Speaker Profile

Oded Netzer
Vice Dean for Research & Arthur J. Samberg Professor of Business / Columbia Business School

Professor Netzer's expertise centers on one of the major business challenges of the data-rich environment: developing quantitative methods that leverage data to gain a deeper understanding of customer behavior and guide firms' decisions. He focuses primarily on building statistical and econometric models to measure consumer preferences and understand how customer choices change over time, and across contexts. Most notably, he has developed a framework for managing firms' customer bases through dynamic segmentation. More recently, his research focuses on leveraging unstructured data for business applications.

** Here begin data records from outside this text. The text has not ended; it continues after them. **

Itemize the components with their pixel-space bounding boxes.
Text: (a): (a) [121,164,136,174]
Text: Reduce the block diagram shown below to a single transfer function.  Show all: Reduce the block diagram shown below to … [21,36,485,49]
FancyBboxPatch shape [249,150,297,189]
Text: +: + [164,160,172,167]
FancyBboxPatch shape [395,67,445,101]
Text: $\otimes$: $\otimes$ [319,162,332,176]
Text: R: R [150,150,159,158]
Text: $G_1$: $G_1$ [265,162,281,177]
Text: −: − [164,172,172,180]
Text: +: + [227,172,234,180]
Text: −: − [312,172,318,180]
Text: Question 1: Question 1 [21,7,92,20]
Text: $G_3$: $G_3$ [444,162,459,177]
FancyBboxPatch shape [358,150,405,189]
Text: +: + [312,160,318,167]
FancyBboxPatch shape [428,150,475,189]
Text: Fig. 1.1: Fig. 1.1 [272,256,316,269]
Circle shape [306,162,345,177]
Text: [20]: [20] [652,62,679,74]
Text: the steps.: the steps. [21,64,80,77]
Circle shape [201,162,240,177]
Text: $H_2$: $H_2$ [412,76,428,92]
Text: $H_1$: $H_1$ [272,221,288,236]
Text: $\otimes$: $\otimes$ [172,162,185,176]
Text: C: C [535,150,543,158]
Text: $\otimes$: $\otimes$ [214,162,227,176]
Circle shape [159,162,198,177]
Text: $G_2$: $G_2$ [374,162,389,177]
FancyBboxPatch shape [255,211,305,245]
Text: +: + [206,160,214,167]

He is the author of the book Decisions over Decimals.

Professor Netzer published numerous papers in leading scholarly journals. His research won multiple awards including, ISMS Long-term Contribution Award, the John Little Best Paper Award, the Frank Bass Outstanding Dissertation Award, the Society for Consumer Psychology (SCP) Best Paper Award, and the George S. Eccles Research Fund Award. He serves on the editorial board of several leading journals including Marketing Science, Management Science, Journal of Marketing Research, Journal of Marketing, Quantitative Marketing and Economics, and International Journal of Research in Marketing.

Oded teaches several courses including the Core Marketing course, a course on Marketing Research, a course on Developing Quantitative Intuition (QI), a doctoral course on Empirical Models in Marketing, as well as several executive education programs. Professor Netzer has won the Columbia Business School Dean’s Award for Teaching Excellence, and the Columbia University GSAC Faculty Mentoring Award to commemorate excellence in the mentoring of Ph.D. students.

Professor Netzer is an Amazon Scholar. Additionally, he frequently consult to Fortune 500 companies and entrepreneurial organization on strategy, data-driven decision making, marketing research and extracting useful information from rich and thin data.